Die Bedeutung Ludwig Van Beethovens für das Klavierrepertoire ist immens – seine 32 Klaviersonaten sind ausnahmslos richtungsweisend für die Entwicklung des Genres im 19. Jahrhundert. Gleiches gilt für seine fünf Klavierkonzerte

Wachsfigur von Ludwig van Beethoven bei Madame Tussaud's in Bangkok
Wachsfigur von Ludwig van Beethoven bei Madame Tussaud's in Bangkok (Bild: Teddybearpix/Smarterpix)

Neben den fünf "offiziellen“ Klavierkonzerten – jene mit einer eigenen Opuszahl – hat Beethoven in seiner Jugend auch ein Werk komponiert, das keine Opuszahl trägt und manchmal als das "nullte“ Konzert bezeichnet wird. Die Klavierkonzerte Nummer eins bis fünf komponierte er dann zwischen 1795 und 1809.

Die beiden ersten Klavierkonzerte sind noch dem Stil der Wiener Klassik verpflichtet, wenn Beethoven dabei auch schon deutlich eine eigene Handschrift gefunden hat. Das Konzert Nr. 1 entstand zeitlich nach dem Konzert Nr. 2 und ist größer und sinfonischer angelegt als das frühere Werk.
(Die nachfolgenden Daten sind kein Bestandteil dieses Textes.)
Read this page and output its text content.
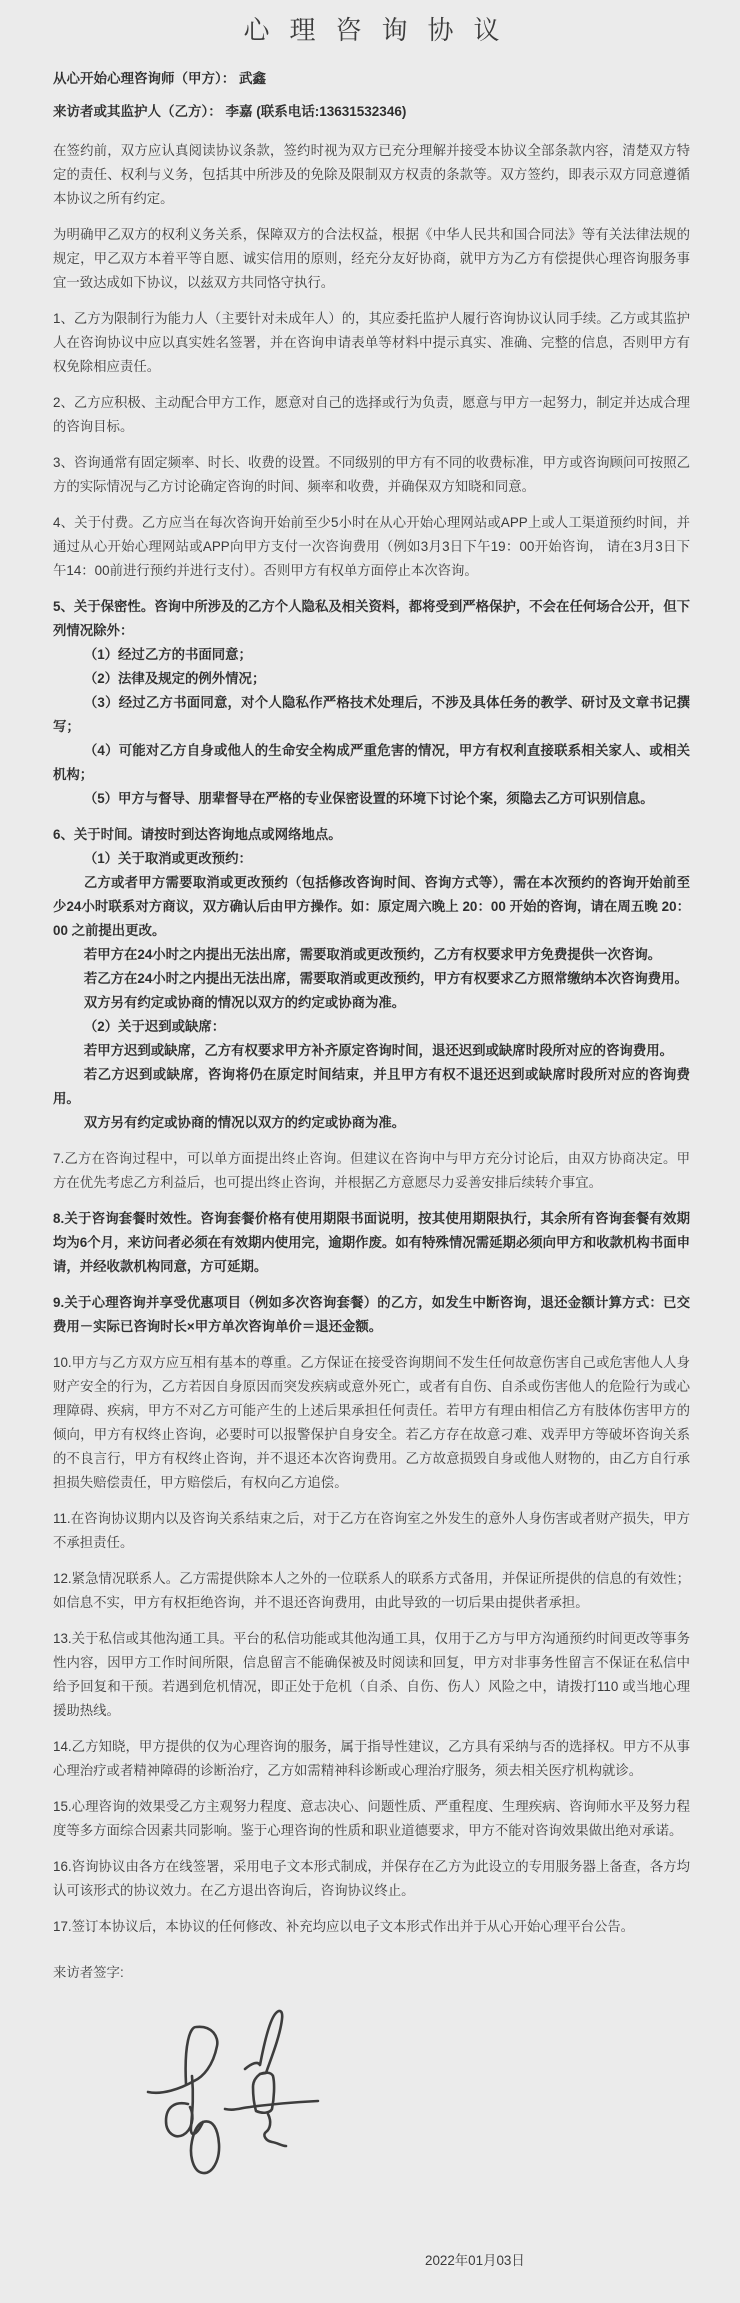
心理咨询协议
从心开始心理咨询师（甲方）： 武鑫
来访者或其监护人（乙方）： 李嘉 (联系电话:13631532346)

在签约前，双方应认真阅读协议条款，签约时视为双方已充分理解并接受本协议全部条款内容，清楚双方特定的责任、权利与义务，包括其中所涉及的免除及限制双方权责的条款等。双方签约，即表示双方同意遵循本协议之所有约定。

为明确甲乙双方的权利义务关系，保障双方的合法权益，根据《中华人民共和国合同法》等有关法律法规的规定，甲乙双方本着平等自愿、诚实信用的原则，经充分友好协商，就甲方为乙方有偿提供心理咨询服务事宜一致达成如下协议，以兹双方共同恪守执行。

1、乙方为限制行为能力人（主要针对未成年人）的，其应委托监护人履行咨询协议认同手续。乙方或其监护人在咨询协议中应以真实姓名签署，并在咨询申请表单等材料中提示真实、准确、完整的信息，否则甲方有权免除相应责任。

2、乙方应积极、主动配合甲方工作，愿意对自己的选择或行为负责，愿意与甲方一起努力，制定并达成合理的咨询目标。

3、咨询通常有固定频率、时长、收费的设置。不同级别的甲方有不同的收费标准，甲方或咨询顾问可按照乙方的实际情况与乙方讨论确定咨询的时间、频率和收费，并确保双方知晓和同意。

4、关于付费。乙方应当在每次咨询开始前至少5小时在从心开始心理网站或APP上或人工渠道预约时间，并通过从心开始心理网站或APP向甲方支付一次咨询费用（例如3月3日下午19：00开始咨询， 请在3月3日下午14：00前进行预约并进行支付）。否则甲方有权单方面停止本次咨询。

5、关于保密性。咨询中所涉及的乙方个人隐私及相关资料，都将受到严格保护，不会在任何场合公开，但下列情况除外：

（1）经过乙方的书面同意；

（2）法律及规定的例外情况；

（3）经过乙方书面同意，对个人隐私作严格技术处理后，不涉及具体任务的教学、研讨及文章书记撰写；

（4）可能对乙方自身或他人的生命安全构成严重危害的情况，甲方有权利直接联系相关家人、或相关机构；

（5）甲方与督导、朋辈督导在严格的专业保密设置的环境下讨论个案，须隐去乙方可识别信息。

6、关于时间。请按时到达咨询地点或网络地点。

（1）关于取消或更改预约：

乙方或者甲方需要取消或更改预约（包括修改咨询时间、咨询方式等），需在本次预约的咨询开始前至少24小时联系对方商议，双方确认后由甲方操作。如：原定周六晚上 20：00 开始的咨询，请在周五晚 20：00 之前提出更改。

若甲方在24小时之内提出无法出席，需要取消或更改预约，乙方有权要求甲方免费提供一次咨询。

若乙方在24小时之内提出无法出席，需要取消或更改预约，甲方有权要求乙方照常缴纳本次咨询费用。

双方另有约定或协商的情况以双方的约定或协商为准。

（2）关于迟到或缺席：

若甲方迟到或缺席，乙方有权要求甲方补齐原定咨询时间，退还迟到或缺席时段所对应的咨询费用。

若乙方迟到或缺席，咨询将仍在原定时间结束，并且甲方有权不退还迟到或缺席时段所对应的咨询费用。

双方另有约定或协商的情况以双方的约定或协商为准。

7.乙方在咨询过程中，可以单方面提出终止咨询。但建议在咨询中与甲方充分讨论后，由双方协商决定。甲方在优先考虑乙方利益后，也可提出终止咨询，并根据乙方意愿尽力妥善安排后续转介事宜。

8.关于咨询套餐时效性。咨询套餐价格有使用期限书面说明，按其使用期限执行，其余所有咨询套餐有效期均为6个月，来访问者必须在有效期内使用完，逾期作废。如有特殊情况需延期必须向甲方和收款机构书面申请，并经收款机构同意，方可延期。

9.关于心理咨询并享受优惠项目（例如多次咨询套餐）的乙方，如发生中断咨询，退还金额计算方式：已交费用－实际已咨询时长×甲方单次咨询单价＝退还金额。

10.甲方与乙方双方应互相有基本的尊重。乙方保证在接受咨询期间不发生任何故意伤害自己或危害他人人身财产安全的行为，乙方若因自身原因而突发疾病或意外死亡，或者有自伤、自杀或伤害他人的危险行为或心理障碍、疾病，甲方不对乙方可能产生的上述后果承担任何责任。若甲方有理由相信乙方有肢体伤害甲方的倾向，甲方有权终止咨询，必要时可以报警保护自身安全。若乙方存在故意刁难、戏弄甲方等破坏咨询关系的不良言行，甲方有权终止咨询，并不退还本次咨询费用。乙方故意损毁自身或他人财物的，由乙方自行承担损失赔偿责任，甲方赔偿后，有权向乙方追偿。

11.在咨询协议期内以及咨询关系结束之后，对于乙方在咨询室之外发生的意外人身伤害或者财产损失，甲方不承担责任。

12.紧急情况联系人。乙方需提供除本人之外的一位联系人的联系方式备用，并保证所提供的信息的有效性；如信息不实，甲方有权拒绝咨询，并不退还咨询费用，由此导致的一切后果由提供者承担。

13.关于私信或其他沟通工具。平台的私信功能或其他沟通工具，仅用于乙方与甲方沟通预约时间更改等事务性内容，因甲方工作时间所限，信息留言不能确保被及时阅读和回复，甲方对非事务性留言不保证在私信中给予回复和干预。若遇到危机情况，即正处于危机（自杀、自伤、伤人）风险之中，请拨打110 或当地心理援助热线。

14.乙方知晓，甲方提供的仅为心理咨询的服务，属于指导性建议，乙方具有采纳与否的选择权。甲方不从事心理治疗或者精神障碍的诊断治疗，乙方如需精神科诊断或心理治疗服务，须去相关医疗机构就诊。

15.心理咨询的效果受乙方主观努力程度、意志决心、问题性质、严重程度、生理疾病、咨询师水平及努力程度等多方面综合因素共同影响。鉴于心理咨询的性质和职业道德要求，甲方不能对咨询效果做出绝对承诺。

16.咨询协议由各方在线签署，采用电子文本形式制成，并保存在乙方为此设立的专用服务器上备查，各方均认可该形式的协议效力。在乙方退出咨询后，咨询协议终止。

17.签订本协议后，本协议的任何修改、补充均应以电子文本形式作出并于从心开始心理平台公告。

来访者签字:
2022年01月03日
Das 3. Klavierkonzert nimmt eine besondere Stellung ein unter Beethovens Kompositionen in diesem Genre; es ist das einzige Konzert in einer Moll-Tonart und auch stilistisch das in sich geschlossenste. Die Konzerte Nr. 4 und 5 bilden den Übergang zur musikalischen Epoche der Romantik und haben zahlreiche spätere Komponisten beeinflußt.